One of the POWs had a ring on and the Japanese guard attempted to get the ring off. He couldn't get it off and he took a machete and cut the man's wrist off and when he did that, of course, the man was bleeding profusely. [I tried to help him] but when I looked back I saw a Japanese guard sticking a bayonet through his stomach.

Cruelty in the Camps
The POWs also experienced intense cruelty at the hands of their captors in Cabanatuan. All had witnessed hundreds of their compatriots die for lack of food and medicine. All had witnessed torture and summary executions. All had experienced Japanese brutality firsthand.

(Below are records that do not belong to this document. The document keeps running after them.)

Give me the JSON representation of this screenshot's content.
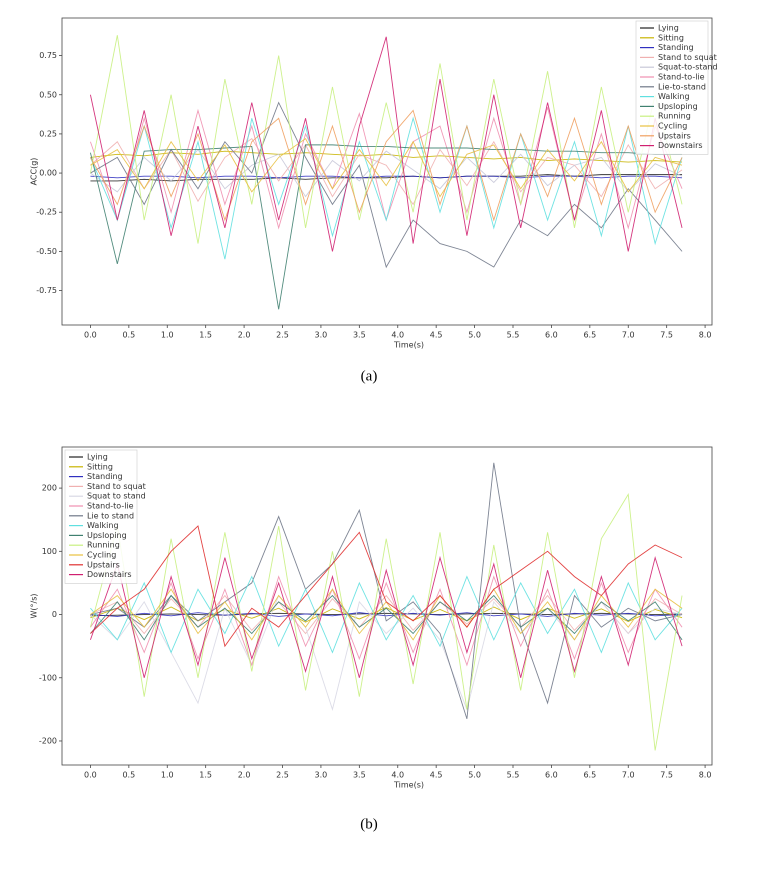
{
  "chart_data": [
    {
      "type": "line",
      "caption": "(a)",
      "xlabel": "Time(s)",
      "ylabel": "ACC(g)",
      "legend": "upper right",
      "xlim": [
        -0.37,
        8.09
      ],
      "ylim": [
        -0.97,
        0.99
      ],
      "xticks": [
        {
          "value": 0,
          "label": "0.0"
        },
        0.5,
        {
          "value": 1,
          "label": "1.0"
        },
        1.5,
        {
          "value": 2,
          "label": "2.0"
        },
        2.5,
        {
          "value": 3,
          "label": "3.0"
        },
        3.5,
        {
          "value": 4,
          "label": "4.0"
        },
        4.5,
        {
          "value": 5,
          "label": "5.0"
        },
        5.5,
        {
          "value": 6,
          "label": "6.0"
        },
        6.5,
        {
          "value": 7,
          "label": "7.0"
        },
        7.5,
        {
          "value": 8,
          "label": "8.0"
        }
      ],
      "yticks": [
        -0.75,
        {
          "value": -0.5,
          "label": "-0.50"
        },
        -0.25,
        {
          "value": 0,
          "label": "0.00"
        },
        0.25,
        {
          "value": 0.5,
          "label": "0.50"
        },
        0.75
      ],
      "x": [
        0,
        0.35,
        0.7,
        1.05,
        1.4,
        1.75,
        2.1,
        2.45,
        2.8,
        3.15,
        3.5,
        3.85,
        4.2,
        4.55,
        4.9,
        5.25,
        5.6,
        5.95,
        6.3,
        6.65,
        7.0,
        7.35,
        7.7
      ],
      "series": [
        {
          "name": "Lying",
          "color": "#222222",
          "values": [
            -0.05,
            -0.05,
            -0.04,
            -0.05,
            -0.04,
            -0.04,
            -0.04,
            -0.03,
            -0.04,
            -0.03,
            -0.03,
            -0.03,
            -0.02,
            -0.03,
            -0.02,
            -0.02,
            -0.02,
            -0.01,
            -0.02,
            -0.01,
            -0.01,
            -0.01,
            -0.01
          ]
        },
        {
          "name": "Sitting",
          "color": "#c8b400",
          "values": [
            0.1,
            0.12,
            0.11,
            0.13,
            0.12,
            0.14,
            0.13,
            0.12,
            0.13,
            0.12,
            0.11,
            0.12,
            0.1,
            0.11,
            0.1,
            0.09,
            0.1,
            0.08,
            0.09,
            0.08,
            0.07,
            0.08,
            0.07
          ]
        },
        {
          "name": "Standing",
          "color": "#3030c0",
          "values": [
            -0.02,
            -0.03,
            -0.02,
            -0.02,
            -0.03,
            -0.02,
            -0.02,
            -0.03,
            -0.02,
            -0.02,
            -0.03,
            -0.02,
            -0.02,
            -0.03,
            -0.02,
            -0.02,
            -0.03,
            -0.02,
            -0.02,
            -0.03,
            -0.02,
            -0.02,
            -0.03
          ]
        },
        {
          "name": "Stand to squat",
          "color": "#f0b0b0",
          "values": [
            0.05,
            0.2,
            -0.1,
            0.15,
            -0.18,
            0.1,
            0.22,
            -0.05,
            0.18,
            -0.15,
            0.12,
            0.05,
            -0.2,
            0.15,
            -0.08,
            0.2,
            -0.12,
            0.1,
            0.05,
            -0.15,
            0.18,
            -0.1,
            0.02
          ]
        },
        {
          "name": "Squat-to-stand",
          "color": "#c8c8d8",
          "values": [
            0,
            -0.12,
            0.1,
            -0.05,
            0.15,
            -0.1,
            0.05,
            0.12,
            -0.15,
            0.08,
            -0.05,
            0.14,
            0.02,
            -0.1,
            0.1,
            -0.06,
            0.12,
            -0.08,
            0.05,
            0.1,
            -0.12,
            0.06,
            -0.02
          ]
        },
        {
          "name": "Stand-to-lie",
          "color": "#f090b0",
          "values": [
            0.2,
            -0.3,
            0.35,
            -0.25,
            0.4,
            -0.2,
            0.3,
            -0.35,
            0.25,
            -0.1,
            0.38,
            -0.3,
            0.2,
            0.3,
            -0.25,
            0.35,
            -0.2,
            0.42,
            -0.3,
            0.25,
            -0.35,
            0.3,
            -0.1
          ]
        },
        {
          "name": "Lie-to-stand",
          "color": "#707888",
          "values": [
            0,
            0.1,
            -0.2,
            0.15,
            -0.1,
            0.2,
            0,
            0.45,
            0.1,
            -0.2,
            0.05,
            -0.6,
            -0.3,
            -0.45,
            -0.5,
            -0.6,
            -0.3,
            -0.4,
            -0.2,
            -0.35,
            -0.1,
            -0.3,
            -0.5
          ]
        },
        {
          "name": "Walking",
          "color": "#60e0e0",
          "values": [
            0.1,
            -0.3,
            0.3,
            -0.35,
            0.2,
            -0.55,
            0.35,
            -0.2,
            0.3,
            -0.4,
            0.2,
            -0.3,
            0.35,
            -0.25,
            0.3,
            -0.35,
            0.25,
            -0.3,
            0.2,
            -0.4,
            0.3,
            -0.45,
            0.1
          ]
        },
        {
          "name": "Upsloping",
          "color": "#3f8070",
          "values": [
            0.13,
            -0.58,
            0.14,
            0.15,
            0.15,
            0.16,
            0.17,
            -0.87,
            0.18,
            0.18,
            0.17,
            0.17,
            0.16,
            0.16,
            0.16,
            0.15,
            0.15,
            0.14,
            0.14,
            0.13,
            0.13,
            0.12,
            0.12
          ]
        },
        {
          "name": "Running",
          "color": "#c8f080",
          "values": [
            0,
            0.88,
            -0.3,
            0.5,
            -0.45,
            0.6,
            -0.2,
            0.75,
            -0.35,
            0.55,
            -0.3,
            0.45,
            -0.25,
            0.7,
            -0.3,
            0.6,
            -0.2,
            0.65,
            -0.35,
            0.55,
            -0.25,
            0.5,
            -0.2
          ]
        },
        {
          "name": "Cycling",
          "color": "#e8c040",
          "values": [
            0.05,
            0.15,
            -0.1,
            0.2,
            -0.05,
            0.18,
            -0.12,
            0.1,
            0.22,
            -0.1,
            0.15,
            -0.08,
            0.2,
            -0.15,
            0.12,
            0.18,
            -0.1,
            0.15,
            -0.05,
            0.2,
            -0.12,
            0.1,
            0.05
          ]
        },
        {
          "name": "Upstairs",
          "color": "#f0a060",
          "values": [
            0.1,
            -0.2,
            0.3,
            -0.15,
            0.25,
            -0.3,
            0.2,
            0.35,
            -0.2,
            0.3,
            -0.25,
            0.2,
            0.4,
            -0.2,
            0.3,
            -0.3,
            0.25,
            -0.15,
            0.35,
            -0.2,
            0.3,
            -0.25,
            0.1
          ]
        },
        {
          "name": "Downstairs",
          "color": "#d02070",
          "values": [
            0.5,
            -0.3,
            0.4,
            -0.4,
            0.3,
            -0.35,
            0.45,
            -0.3,
            0.35,
            -0.5,
            0.3,
            0.87,
            -0.45,
            0.6,
            -0.4,
            0.5,
            -0.35,
            0.45,
            -0.3,
            0.4,
            -0.5,
            0.35,
            -0.35
          ]
        }
      ]
    },
    {
      "type": "line",
      "caption": "(b)",
      "xlabel": "Time(s)",
      "ylabel": "W(°/s)",
      "legend": "upper left",
      "xlim": [
        -0.37,
        8.09
      ],
      "ylim": [
        -238,
        265
      ],
      "xticks": [
        {
          "value": 0,
          "label": "0.0"
        },
        0.5,
        {
          "value": 1,
          "label": "1.0"
        },
        1.5,
        {
          "value": 2,
          "label": "2.0"
        },
        2.5,
        {
          "value": 3,
          "label": "3.0"
        },
        3.5,
        {
          "value": 4,
          "label": "4.0"
        },
        4.5,
        {
          "value": 5,
          "label": "5.0"
        },
        5.5,
        {
          "value": 6,
          "label": "6.0"
        },
        6.5,
        {
          "value": 7,
          "label": "7.0"
        },
        7.5,
        {
          "value": 8,
          "label": "8.0"
        }
      ],
      "yticks": [
        -200,
        -100,
        0,
        100,
        200
      ],
      "x": [
        0,
        0.35,
        0.7,
        1.05,
        1.4,
        1.75,
        2.1,
        2.45,
        2.8,
        3.15,
        3.5,
        3.85,
        4.2,
        4.55,
        4.9,
        5.25,
        5.6,
        5.95,
        6.3,
        6.65,
        7.0,
        7.35,
        7.7
      ],
      "series": [
        {
          "name": "Lying",
          "color": "#222222",
          "values": [
            -2,
            -1,
            0,
            1,
            0,
            -1,
            1,
            2,
            1,
            0,
            1,
            2,
            1,
            0,
            1,
            2,
            1,
            0,
            1,
            2,
            1,
            0,
            1
          ]
        },
        {
          "name": "Sitting",
          "color": "#c8b400",
          "values": [
            -5,
            10,
            -8,
            12,
            -10,
            8,
            -6,
            10,
            -12,
            9,
            -7,
            11,
            -9,
            8,
            -10,
            12,
            -8,
            10,
            -6,
            9,
            -11,
            8,
            -5
          ]
        },
        {
          "name": "Standing",
          "color": "#3030c0",
          "values": [
            0,
            -3,
            2,
            -2,
            3,
            -1,
            2,
            -3,
            1,
            -2,
            3,
            -2,
            2,
            -1,
            3,
            -2,
            1,
            -3,
            2,
            -1,
            2,
            -2,
            0
          ]
        },
        {
          "name": "Stand to squat",
          "color": "#f0b0b0",
          "values": [
            0,
            20,
            -30,
            25,
            -20,
            30,
            -25,
            20,
            -30,
            25,
            -20,
            30,
            -25,
            20,
            -15,
            25,
            -20,
            30,
            -25,
            20,
            -30,
            25,
            0
          ]
        },
        {
          "name": "Squat to stand",
          "color": "#d8d8e4",
          "values": [
            0,
            -40,
            20,
            -60,
            -140,
            10,
            -80,
            30,
            -20,
            -150,
            20,
            -30,
            10,
            -40,
            -150,
            20,
            -30,
            10,
            -40,
            20,
            -30,
            10,
            0
          ]
        },
        {
          "name": "Stand-to-lie",
          "color": "#f090b0",
          "values": [
            -20,
            40,
            -60,
            50,
            -70,
            40,
            -80,
            60,
            -50,
            40,
            -70,
            50,
            -60,
            40,
            -80,
            60,
            -50,
            40,
            -70,
            50,
            -60,
            40,
            -20
          ]
        },
        {
          "name": "Lie to stand",
          "color": "#707888",
          "values": [
            0,
            10,
            -20,
            30,
            -10,
            20,
            50,
            155,
            40,
            80,
            165,
            -10,
            20,
            -30,
            -165,
            240,
            -20,
            -140,
            30,
            -20,
            10,
            -10,
            0
          ]
        },
        {
          "name": "Walking",
          "color": "#60e0e0",
          "values": [
            10,
            -40,
            50,
            -60,
            40,
            -30,
            60,
            -50,
            40,
            -60,
            50,
            -40,
            30,
            -50,
            60,
            -40,
            50,
            -30,
            40,
            -60,
            50,
            -40,
            10
          ]
        },
        {
          "name": "Upsloping",
          "color": "#3f8070",
          "values": [
            -30,
            20,
            -40,
            30,
            -20,
            10,
            -30,
            20,
            -10,
            30,
            -20,
            10,
            -30,
            20,
            -10,
            30,
            -20,
            10,
            -30,
            20,
            -10,
            20,
            -40
          ]
        },
        {
          "name": "Running",
          "color": "#c8f080",
          "values": [
            -20,
            140,
            -130,
            120,
            -100,
            130,
            -90,
            140,
            -120,
            100,
            -130,
            120,
            -110,
            130,
            -150,
            110,
            -120,
            130,
            -100,
            120,
            190,
            -215,
            30
          ]
        },
        {
          "name": "Cycling",
          "color": "#e8c040",
          "values": [
            0,
            30,
            -20,
            40,
            -30,
            20,
            -40,
            30,
            -20,
            40,
            -30,
            20,
            -40,
            30,
            -20,
            40,
            -30,
            20,
            -40,
            30,
            -20,
            40,
            10
          ]
        },
        {
          "name": "Upstairs",
          "color": "#e03030",
          "values": [
            -30,
            10,
            40,
            100,
            140,
            -50,
            10,
            -20,
            30,
            80,
            130,
            20,
            -10,
            30,
            -20,
            40,
            70,
            100,
            60,
            30,
            80,
            110,
            90
          ]
        },
        {
          "name": "Downstairs",
          "color": "#d02070",
          "values": [
            -40,
            80,
            -100,
            60,
            -80,
            90,
            -70,
            50,
            -90,
            60,
            -100,
            70,
            -80,
            90,
            -60,
            80,
            -100,
            70,
            -90,
            60,
            -80,
            90,
            -50
          ]
        }
      ]
    }
  ]
}
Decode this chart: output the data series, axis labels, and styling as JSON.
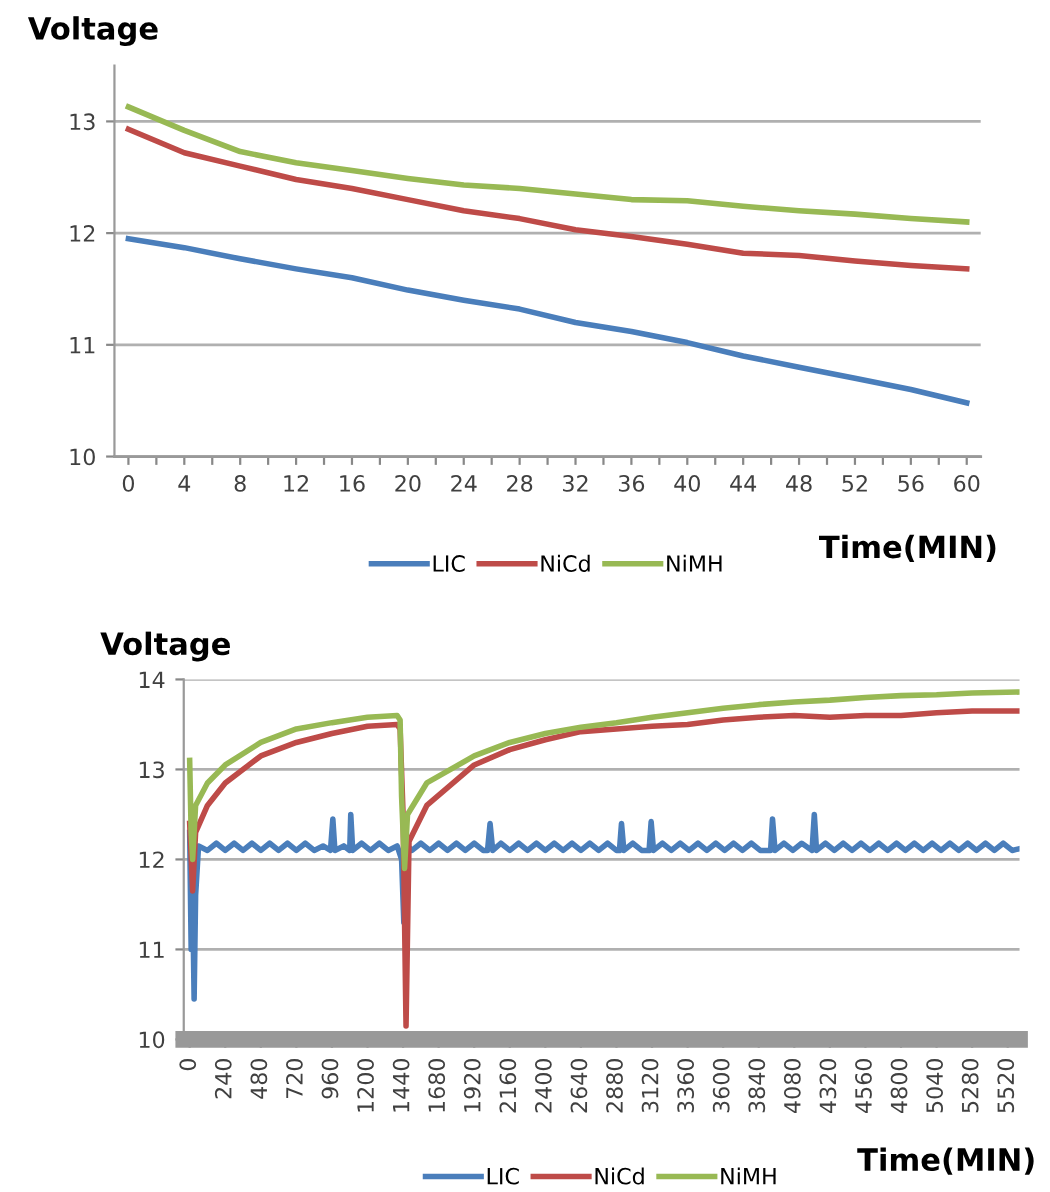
{
  "chart_data": [
    {
      "type": "line",
      "ylabel": "Voltage",
      "xlabel": "Time(MIN)",
      "xlim": [
        -1,
        61
      ],
      "ylim": [
        10,
        13.5
      ],
      "xticks": [
        0,
        {
          "value": 2,
          "label": null
        },
        4,
        {
          "value": 6,
          "label": null
        },
        8,
        {
          "value": 10,
          "label": null
        },
        12,
        {
          "value": 14,
          "label": null
        },
        16,
        {
          "value": 18,
          "label": null
        },
        20,
        {
          "value": 22,
          "label": null
        },
        24,
        {
          "value": 26,
          "label": null
        },
        28,
        {
          "value": 30,
          "label": null
        },
        32,
        {
          "value": 34,
          "label": null
        },
        36,
        {
          "value": 38,
          "label": null
        },
        40,
        {
          "value": 42,
          "label": null
        },
        44,
        {
          "value": 46,
          "label": null
        },
        48,
        {
          "value": 50,
          "label": null
        },
        52,
        {
          "value": 54,
          "label": null
        },
        56,
        {
          "value": 58,
          "label": null
        },
        60
      ],
      "yticks": [
        10,
        11,
        12,
        13
      ],
      "grid": "y",
      "legend": "bottom",
      "marker": "none",
      "line_style": "solid",
      "x": [
        0,
        4,
        8,
        12,
        16,
        20,
        24,
        28,
        32,
        36,
        40,
        44,
        48,
        52,
        56,
        60
      ],
      "series": [
        {
          "name": "LIC",
          "color": "#4a7ebb",
          "values": [
            11.95,
            11.87,
            11.77,
            11.68,
            11.6,
            11.49,
            11.4,
            11.32,
            11.2,
            11.12,
            11.02,
            10.9,
            10.8,
            10.7,
            10.6,
            10.48
          ]
        },
        {
          "name": "NiCd",
          "color": "#be4b48",
          "values": [
            12.93,
            12.72,
            12.6,
            12.48,
            12.4,
            12.3,
            12.2,
            12.13,
            12.03,
            11.97,
            11.9,
            11.82,
            11.8,
            11.75,
            11.71,
            11.68
          ]
        },
        {
          "name": "NiMH",
          "color": "#98b954",
          "values": [
            13.13,
            12.92,
            12.73,
            12.63,
            12.56,
            12.49,
            12.43,
            12.4,
            12.35,
            12.3,
            12.29,
            12.24,
            12.2,
            12.17,
            12.13,
            12.1
          ]
        }
      ]
    },
    {
      "type": "line",
      "ylabel": "Voltage",
      "xlabel": "Time(MIN)",
      "xlim": [
        -40,
        5600
      ],
      "ylim": [
        10,
        14
      ],
      "xticks": [
        0,
        240,
        480,
        720,
        960,
        1200,
        1440,
        1680,
        1920,
        2160,
        2400,
        2640,
        2880,
        3120,
        3360,
        3600,
        3840,
        4080,
        4320,
        4560,
        4800,
        5040,
        5280,
        5520
      ],
      "yticks": [
        10,
        11,
        12,
        13,
        14
      ],
      "grid": "y",
      "legend": "bottom",
      "marker": "none",
      "line_style": "solid",
      "series": [
        {
          "name": "LIC",
          "color": "#4a7ebb",
          "x": [
            0,
            10,
            20,
            30,
            40,
            60,
            120,
            180,
            240,
            300,
            360,
            420,
            480,
            540,
            600,
            660,
            720,
            780,
            840,
            900,
            950,
            966,
            980,
            1040,
            1080,
            1087,
            1100,
            1160,
            1220,
            1280,
            1340,
            1400,
            1430,
            1445,
            1455,
            1470,
            1500,
            1560,
            1620,
            1680,
            1740,
            1800,
            1860,
            1920,
            1980,
            2010,
            2027,
            2045,
            2100,
            2160,
            2220,
            2280,
            2340,
            2400,
            2460,
            2520,
            2580,
            2640,
            2700,
            2760,
            2820,
            2880,
            2900,
            2914,
            2930,
            2990,
            3050,
            3100,
            3114,
            3130,
            3190,
            3250,
            3310,
            3370,
            3430,
            3490,
            3550,
            3610,
            3670,
            3730,
            3790,
            3850,
            3910,
            3920,
            3933,
            3950,
            4010,
            4070,
            4130,
            4200,
            4215,
            4230,
            4290,
            4350,
            4410,
            4470,
            4530,
            4590,
            4650,
            4710,
            4770,
            4830,
            4890,
            4950,
            5010,
            5070,
            5130,
            5190,
            5250,
            5310,
            5370,
            5430,
            5490,
            5550,
            5600
          ],
          "values": [
            12.3,
            11.0,
            11.6,
            10.45,
            11.6,
            12.15,
            12.1,
            12.18,
            12.1,
            12.18,
            12.1,
            12.18,
            12.1,
            12.18,
            12.1,
            12.18,
            12.1,
            12.18,
            12.1,
            12.15,
            12.1,
            12.45,
            12.1,
            12.15,
            12.1,
            12.5,
            12.1,
            12.18,
            12.1,
            12.18,
            12.1,
            12.15,
            12.0,
            11.3,
            11.6,
            12.15,
            12.1,
            12.18,
            12.1,
            12.18,
            12.1,
            12.18,
            12.1,
            12.18,
            12.1,
            12.1,
            12.4,
            12.1,
            12.18,
            12.1,
            12.18,
            12.1,
            12.18,
            12.1,
            12.18,
            12.1,
            12.18,
            12.1,
            12.18,
            12.1,
            12.18,
            12.1,
            12.1,
            12.4,
            12.1,
            12.18,
            12.1,
            12.1,
            12.42,
            12.1,
            12.18,
            12.1,
            12.18,
            12.1,
            12.18,
            12.1,
            12.18,
            12.1,
            12.18,
            12.1,
            12.18,
            12.1,
            12.1,
            12.1,
            12.45,
            12.1,
            12.18,
            12.1,
            12.18,
            12.1,
            12.5,
            12.1,
            12.18,
            12.1,
            12.18,
            12.1,
            12.18,
            12.1,
            12.18,
            12.1,
            12.18,
            12.1,
            12.18,
            12.1,
            12.18,
            12.1,
            12.18,
            12.1,
            12.18,
            12.1,
            12.18,
            12.1,
            12.18,
            12.1,
            12.12
          ]
        },
        {
          "name": "NiCd",
          "color": "#be4b48",
          "x": [
            0,
            20,
            40,
            120,
            240,
            480,
            720,
            960,
            1200,
            1400,
            1420,
            1440,
            1460,
            1480,
            1600,
            1920,
            2160,
            2400,
            2640,
            2880,
            3120,
            3360,
            3600,
            3840,
            4080,
            4320,
            4560,
            4800,
            5040,
            5280,
            5600
          ],
          "values": [
            12.4,
            11.65,
            12.3,
            12.6,
            12.85,
            13.15,
            13.3,
            13.4,
            13.48,
            13.5,
            13.45,
            12.5,
            10.15,
            12.2,
            12.6,
            13.05,
            13.22,
            13.33,
            13.42,
            13.45,
            13.48,
            13.5,
            13.55,
            13.58,
            13.6,
            13.58,
            13.6,
            13.6,
            13.63,
            13.65,
            13.65
          ]
        },
        {
          "name": "NiMH",
          "color": "#98b954",
          "x": [
            0,
            10,
            20,
            40,
            120,
            240,
            480,
            720,
            960,
            1200,
            1400,
            1420,
            1430,
            1450,
            1470,
            1600,
            1920,
            2160,
            2400,
            2640,
            2880,
            3120,
            3360,
            3600,
            3840,
            4080,
            4320,
            4560,
            4800,
            5040,
            5280,
            5600
          ],
          "values": [
            13.1,
            12.3,
            12.0,
            12.6,
            12.85,
            13.05,
            13.3,
            13.45,
            13.52,
            13.58,
            13.6,
            13.55,
            12.7,
            11.9,
            12.5,
            12.85,
            13.15,
            13.3,
            13.4,
            13.47,
            13.52,
            13.58,
            13.63,
            13.68,
            13.72,
            13.75,
            13.77,
            13.8,
            13.82,
            13.83,
            13.85,
            13.86
          ]
        }
      ]
    }
  ]
}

Former POW Richard Beck remembered:
It's a very sinking feeling to know that you are going to be abused for a long period of time, and that's exactly what it was, it was a long period of abuse -- starvation, beatings... Some people were shot for no reason at all, so you never knew how to assess the situation, whether you should try to lead a low profile. It was a case of never knowing how to cope.

The Kill-All Order
The Cabanatuan POWs' fear of becoming victims of another large scale massacre were well founded. After the war, it became clear that there existed a high command order — issued from the War Ministry in Tokyo -- to kill all remaining POWs. This order, read in part:

Whether they are destroyed individually or in groups, and whether it is accomplished by means of mass bombing, poisonous smoke, poisons, drowning, or decapitation, dispose of them as the situation dictates. It is the aim not to allow the escape of a single one, to annihilate them all, and not to leave any traces.

Hell Ships
It also became clear after the war that the Japanese were responsible for horrific abuses of POWs aboard tankers leaving the Philippines and bound for Japan. These tankers became known as hell ships. The Japanese put masses of men in the holds of tankers and gave them little food, light, room or water. The men died at an alarming rate — of suffocation, thirst, and madness. They also died of allied bombing , since the hell ships were not marked with a white cross, as specified by the Geneva Conventions, to indicate POWs were on board. The men who survived these tankers became slave laborers in Japanese mines and factories.

Extensive Barbarism
Throughout the Pacific theater, the Japanese treated POWs and civilians barbarically. Survivors of camps in Indonesia, Thailand, Singapore, Burma and Laos all reported experiencing tremendous cruelty, torture, disease and starvation. It is an astounding fact that while POWs died at a rate of 1.2% in Germany, they died at a rate of 37% across the Pacific.

At the end of the war, war crime trials were held in Tokyo and throughout the Pacific to attempt to serve justice to the perpetrators of these atrocities.